Opinión

Hace falta un “plan B” por si falla Bruselas

No se puede caer en voluntarismos y hay que asumir que nos amenaza un período de recesión más largo de lo previsto y que, lamentablemente, se augura más intenso para una economía como la española.

Los empresarios han recibido con estupor las últimas medidas dictadas por el Gobierno para combatir la emergencia sanitaria del coronavirus, que implican no sólo la paralización casi total de la economías española, sino que se trasladan a las empresas la mayor parte de los costes laborales, sin más lenitivo que la posibilidad de endeudarse con avales del ICO. Comprendemos la preocupación que embarga al Ejecutivo ante el avance de la pandemia y el incremento trágico de los fallecimientos y, por supuesto, entendemos su ansiedad ante la percepción general de falta de eficacia en la gestión que se ha instalado en la opinión pública, atónita ante la escasez de medios materiales y humanos con los que el sistema sanitario está afrontando la batalla.

De ahí que estemos obligados a expresar la duda razonable de si la drástica decisión se ha planteado desde el análisis ponderado de la situación o, si por el contrario, responde a una improvisación más de nuestros gobernantes, ante el desolador panorama que está viviendo la sociedad española, como, lamentablemente, revelan las confusas explicaciones aportadas por la ministra de Hacienda y portavoz del Gobierno, María Jesús Montero, al término del Consejo de Ministros extraordinario, a la hora de establecer qué se entiende por devolución de horas y a quiénes realmente afecta, ya que puede haber dentro de una misma empresa, por ejemplo, de material ferroviario, trabajadores que puedan realizar su labor desde casa y otros obligados a ir a pie de obra. Pero más allá de estas imprecisiones, las consecuencias de tales medidas, que afectan directamente a sectores estratégicos de nuestra economía, como la construcción y su tejido de empresas auxiliares, y que suponen una carga adicional para los autónomos y pymes, a los que, dicho sea de paso, no se les ha ahorrado fiscalidad alguna, pueden suponer, de alargarse el estado de alarma más allá de lo previsto, un lastre imposible para la eventual recuperación, especialmente en lo que se refiere al mercado laboral.

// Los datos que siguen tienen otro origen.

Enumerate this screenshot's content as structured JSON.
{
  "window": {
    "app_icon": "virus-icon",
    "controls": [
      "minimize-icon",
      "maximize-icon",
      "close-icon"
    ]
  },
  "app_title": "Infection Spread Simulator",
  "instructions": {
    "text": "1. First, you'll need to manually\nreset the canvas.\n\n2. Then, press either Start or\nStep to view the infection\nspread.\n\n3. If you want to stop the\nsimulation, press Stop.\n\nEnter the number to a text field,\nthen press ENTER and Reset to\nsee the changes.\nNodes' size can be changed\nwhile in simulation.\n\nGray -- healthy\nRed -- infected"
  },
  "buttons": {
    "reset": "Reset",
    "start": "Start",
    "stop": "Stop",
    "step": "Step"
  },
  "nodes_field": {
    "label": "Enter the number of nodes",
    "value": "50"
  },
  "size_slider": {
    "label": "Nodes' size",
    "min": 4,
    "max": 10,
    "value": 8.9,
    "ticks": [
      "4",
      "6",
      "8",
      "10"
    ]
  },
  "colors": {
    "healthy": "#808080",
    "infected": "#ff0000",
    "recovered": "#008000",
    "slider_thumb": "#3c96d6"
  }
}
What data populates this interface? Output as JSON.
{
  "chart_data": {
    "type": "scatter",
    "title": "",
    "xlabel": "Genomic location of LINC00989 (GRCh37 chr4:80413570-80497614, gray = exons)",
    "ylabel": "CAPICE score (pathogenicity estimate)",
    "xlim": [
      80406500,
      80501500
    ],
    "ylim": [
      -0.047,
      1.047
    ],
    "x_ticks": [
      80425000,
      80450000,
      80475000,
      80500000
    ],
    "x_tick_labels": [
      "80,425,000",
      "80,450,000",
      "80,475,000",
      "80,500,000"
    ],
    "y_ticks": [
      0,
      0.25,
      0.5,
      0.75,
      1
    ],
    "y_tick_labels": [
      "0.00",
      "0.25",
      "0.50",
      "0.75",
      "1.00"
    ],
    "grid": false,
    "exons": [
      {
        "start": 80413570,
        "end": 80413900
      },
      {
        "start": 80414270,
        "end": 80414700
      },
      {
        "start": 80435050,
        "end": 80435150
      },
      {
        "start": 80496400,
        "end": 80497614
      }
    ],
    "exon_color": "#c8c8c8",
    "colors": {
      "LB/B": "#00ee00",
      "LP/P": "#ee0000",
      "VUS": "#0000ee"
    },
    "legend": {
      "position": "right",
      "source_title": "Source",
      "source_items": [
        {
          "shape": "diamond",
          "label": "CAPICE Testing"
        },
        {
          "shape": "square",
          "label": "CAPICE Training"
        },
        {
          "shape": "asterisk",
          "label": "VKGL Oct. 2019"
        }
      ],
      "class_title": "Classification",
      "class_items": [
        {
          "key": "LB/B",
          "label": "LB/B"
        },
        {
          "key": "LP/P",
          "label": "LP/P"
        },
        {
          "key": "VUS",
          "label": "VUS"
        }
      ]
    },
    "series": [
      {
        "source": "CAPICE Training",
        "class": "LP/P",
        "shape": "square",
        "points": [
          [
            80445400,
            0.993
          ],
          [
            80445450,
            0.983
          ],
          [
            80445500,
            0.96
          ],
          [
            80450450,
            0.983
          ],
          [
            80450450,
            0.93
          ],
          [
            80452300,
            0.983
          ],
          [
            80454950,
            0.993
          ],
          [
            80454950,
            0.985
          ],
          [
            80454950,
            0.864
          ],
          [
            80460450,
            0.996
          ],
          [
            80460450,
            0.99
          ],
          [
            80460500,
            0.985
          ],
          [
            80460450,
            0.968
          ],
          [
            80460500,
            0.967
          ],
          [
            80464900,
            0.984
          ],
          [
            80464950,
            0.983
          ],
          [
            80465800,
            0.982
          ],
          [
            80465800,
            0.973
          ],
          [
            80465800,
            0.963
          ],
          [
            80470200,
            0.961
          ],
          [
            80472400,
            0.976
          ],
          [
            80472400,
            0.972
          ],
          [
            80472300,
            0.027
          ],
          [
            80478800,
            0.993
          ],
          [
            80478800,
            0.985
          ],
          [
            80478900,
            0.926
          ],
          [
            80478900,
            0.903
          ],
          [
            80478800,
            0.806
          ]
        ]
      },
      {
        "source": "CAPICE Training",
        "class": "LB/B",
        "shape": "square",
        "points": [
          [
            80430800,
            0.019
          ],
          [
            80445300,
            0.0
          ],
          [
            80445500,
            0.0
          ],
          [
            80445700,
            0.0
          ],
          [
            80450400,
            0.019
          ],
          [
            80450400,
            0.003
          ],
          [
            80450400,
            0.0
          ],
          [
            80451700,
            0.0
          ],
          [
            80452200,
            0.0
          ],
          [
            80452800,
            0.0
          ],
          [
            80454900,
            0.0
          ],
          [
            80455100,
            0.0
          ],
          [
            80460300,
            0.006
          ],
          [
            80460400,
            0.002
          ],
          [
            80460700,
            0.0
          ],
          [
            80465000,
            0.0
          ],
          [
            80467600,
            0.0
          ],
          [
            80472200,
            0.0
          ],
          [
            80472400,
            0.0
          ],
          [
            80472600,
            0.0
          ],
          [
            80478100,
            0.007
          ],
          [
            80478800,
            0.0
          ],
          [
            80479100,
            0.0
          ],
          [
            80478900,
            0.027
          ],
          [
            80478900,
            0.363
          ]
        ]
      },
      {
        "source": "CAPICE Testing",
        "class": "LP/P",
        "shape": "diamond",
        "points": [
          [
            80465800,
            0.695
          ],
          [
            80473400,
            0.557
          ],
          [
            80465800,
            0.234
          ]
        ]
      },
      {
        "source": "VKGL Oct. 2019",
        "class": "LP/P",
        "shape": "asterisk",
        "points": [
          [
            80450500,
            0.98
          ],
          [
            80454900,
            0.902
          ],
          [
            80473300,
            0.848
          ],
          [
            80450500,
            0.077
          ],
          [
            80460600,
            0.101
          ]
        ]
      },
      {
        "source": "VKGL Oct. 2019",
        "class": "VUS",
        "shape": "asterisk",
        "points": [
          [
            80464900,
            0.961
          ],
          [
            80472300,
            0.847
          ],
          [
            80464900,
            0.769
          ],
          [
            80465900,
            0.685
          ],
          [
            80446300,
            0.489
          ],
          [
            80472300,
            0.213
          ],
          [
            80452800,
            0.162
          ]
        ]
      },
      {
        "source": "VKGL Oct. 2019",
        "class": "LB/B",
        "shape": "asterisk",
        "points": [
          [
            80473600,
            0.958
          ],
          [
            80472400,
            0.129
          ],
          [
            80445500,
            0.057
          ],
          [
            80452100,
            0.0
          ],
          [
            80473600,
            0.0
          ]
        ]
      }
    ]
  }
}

Preocupa, también, que la decisión, pese a las afirmaciones del Gobierno, se haya tomado sin tener en consideración la opinión del sector empresarial, como denuncian las diversas asociaciones de empresarios, al que se regatea, incluso, su disposición moral a colaborar como parte del cuerpo social en la lucha contra esta tragedia, insinuando su intención de aprovechar la crisis para efectuar despidos a bajo coste. Esta desconfianza, al menos, aparente, contrasta con la convicción que muestra el presidente del Gobierno, Pedro Sánchez, de que el conjunto de la Unión Europea acabará por aceptar su demanda de un gran plan de reconstrucción billonario, planteado como un órdago, que permitirá a los países más tocados por la crisis y con menos recursos propios, o que no han sabido aprovechar la época de bonanza para sanear la deuda pública, paliar los daños.

Sin querer acusar al jefe del Ejecutivo de caer en el voluntarismo, si debemos advertir que la respuesta de nuestros socios, en especial la de Alemania, no es, precisamente alentadora y aconseja la preparación de un planteamiento alternativo, lo que coloquialmente se denomina un «Plan B», para afrontar un período de recesión más largo de lo previsto y que, lamentablemente, se augura más intenso para una economía como la española, cuyo 12 por ciento del PIB depende de la industria turística –con más de un millón de empleos en peligro– y cuyas perspectivas de recuperación a corto plazo no son nada halagüeñas. Hace falta, pues, una estrategia de fondo que, sin descontar a priori los auxilios que procedan de Bruselas, contemple un escenario europeo menos solidario y, por supuesto, en la que los agentes sociales, incluido el sector empresarial, tengan la debida voz.